Persistent sell-off on economic slowdown and rates

Investors can be forgiven for the confusion presented by a market turmoil especially in EM countries. Performance of EM equities went swiftly from a record high in 1H2018 to a multi-year low currently. Primary to this significant sea change has been the outflow of foreign funds from EM stock markets as currencies were routed in earnest beginning May.

On the other hand, the persistent sell-off in the market has probably gone beyond concerns about a slowdown in global economic growth and what the Federal Reserves will do on interest rates next year. We think the markets are at a crossroad investors will need to assess and balance increasingly frequent news with regards to politics and economic growth.

The 3 key lessons we learned in 2018

Lesson 1: Politics cast a shadow over markets

One of the key reasons for the market malaise this year has been politics, both domestic and externally. The key events that have taken place this year are mostly political, i.e. a surprise outcome of Malaysia’s GE14, while in the US tax cuts and the US-China trade frictions have driven bond rates higher. Emerging currencies as a result have suffered, although they have recovered significantly off their lows this year. Malaysia is an exception as the ringgit has not fallen as much. Certainly, the USD has weakened somewhat in past one month is something of interest – particularly with the completion of the US November’s mid-term elections, as it appears that investors are betting that further dollar-boosting tax cuts are unlikely in the near-term.

There are reasons to be slightly positive – but only just – about emerging market fundamentals in 2019, despite geopolitics and escalation into trade war. Spread tightening in bonds tends to support appetite for assets perceived as risky, like those from emerging markets, until an actual inversion takes place, in our view. And for Malaysia, currency fundamentals are holding much better than Indonesia for example, and has not seen the ringgit falling significantly.
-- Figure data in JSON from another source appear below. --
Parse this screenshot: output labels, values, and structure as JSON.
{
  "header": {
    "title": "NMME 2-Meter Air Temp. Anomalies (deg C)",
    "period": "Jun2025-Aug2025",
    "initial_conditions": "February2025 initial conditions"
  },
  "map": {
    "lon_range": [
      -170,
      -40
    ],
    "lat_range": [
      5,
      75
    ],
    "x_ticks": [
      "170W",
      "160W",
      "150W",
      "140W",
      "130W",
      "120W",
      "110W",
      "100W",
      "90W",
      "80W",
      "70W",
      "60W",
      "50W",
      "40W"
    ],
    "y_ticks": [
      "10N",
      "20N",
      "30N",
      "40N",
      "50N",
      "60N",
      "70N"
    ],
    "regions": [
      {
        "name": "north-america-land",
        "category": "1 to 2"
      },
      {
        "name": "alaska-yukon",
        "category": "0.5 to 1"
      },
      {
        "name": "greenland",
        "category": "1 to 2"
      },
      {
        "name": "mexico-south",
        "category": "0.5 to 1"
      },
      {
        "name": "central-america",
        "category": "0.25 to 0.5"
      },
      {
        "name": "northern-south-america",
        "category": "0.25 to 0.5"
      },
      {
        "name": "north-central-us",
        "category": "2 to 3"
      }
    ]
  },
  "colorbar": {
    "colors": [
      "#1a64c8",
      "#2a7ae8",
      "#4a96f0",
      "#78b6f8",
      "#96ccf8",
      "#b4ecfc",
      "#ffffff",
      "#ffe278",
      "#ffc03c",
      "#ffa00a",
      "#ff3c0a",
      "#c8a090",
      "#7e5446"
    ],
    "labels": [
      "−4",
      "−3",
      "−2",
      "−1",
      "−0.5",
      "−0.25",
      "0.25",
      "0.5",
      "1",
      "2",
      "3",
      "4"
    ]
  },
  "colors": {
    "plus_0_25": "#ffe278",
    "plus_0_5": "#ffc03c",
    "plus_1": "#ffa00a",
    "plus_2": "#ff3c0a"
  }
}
Political news – and perhaps risk – for Malaysia would still rise as we head into 2019 as the planned transition of power gathers momentum.Nonetheless, we expect US trade policies to continue to cloud over financial markets in 2019. We believe that political impact both sides of the world tend to have a deeper impact on markets especially when the economy is slowing.

Lesson 2: Cash is king (somewhat)

Monetary tightening and rising short-term yields have prompted massive foreign outflow from equities as cash becomes a viable alternative. This is especially so for USD investors with 2-year US treasury rising to above 2.5% in 2H2018 (currently at 2.7%), compared to 1.8% at end-2017. Two-year U.S. Treasury yields are now more than three times their average over the post-crisis period.

A higher US rates have impacted EM assets much harder than we expected this year as markets suffered sell-offs in 2H in particular. Following the severe melt down in 2018, EM assets now appear to offer better trade-offs for risks in 2019, especially with the Federal Reserve likely to slow rate hikes. Our economics team has pencilled in a 3-time increase in US rates next year. But there is a increasing possibility that the Fed might make do with 2 rate hikes – a more plausible scenario in our view currently – especially that it is now reverting to data dependent stance for future rate hikes.

Lesson 3: Earnings growth matters

Malaysia’s KLCI corporate earnings growth estimate for 2018 slumped to only 0.9% yoy, compared to a growth expectation of 8% when we began the year. In addition, the Hijrah Shariah 30 companies’ earnings are estimated to contract by 3.5%, as exports and the economy moderated. The weak earnings has been devastating on market performance, as well as raising aggregate KLCI valuation to above-trend. The KLCI’s PE multiple rose to above its long-term average of 16.5x for most part of the year.

Our estimates for 2019 still calls for a 5% growth despite a moderation in economic expansion, largely due to expansion in financial sector’s profit which makes up 45% of the KLCI’ total earnings. However, we may be heading for another year of disappointment. History suggests that earnings downgrades have had a significant on Malaysia. In recent quarters, it becomes increasingly difficult to price-in downgrades due to poor earnings visibility. Overall, Malaysia’s corporate earnings growth is well behind EM growth average which is still expected to grow at 9.5% in 2019, led by a rebound in China technology sector.

We believe that a slowing growth and the potential ramification of the US-China trade friction will add uncertainty on Malaysia’s corporate outlook next year. This will result in a more cautious outlook on the level of valuation to be accorded to Malaysia.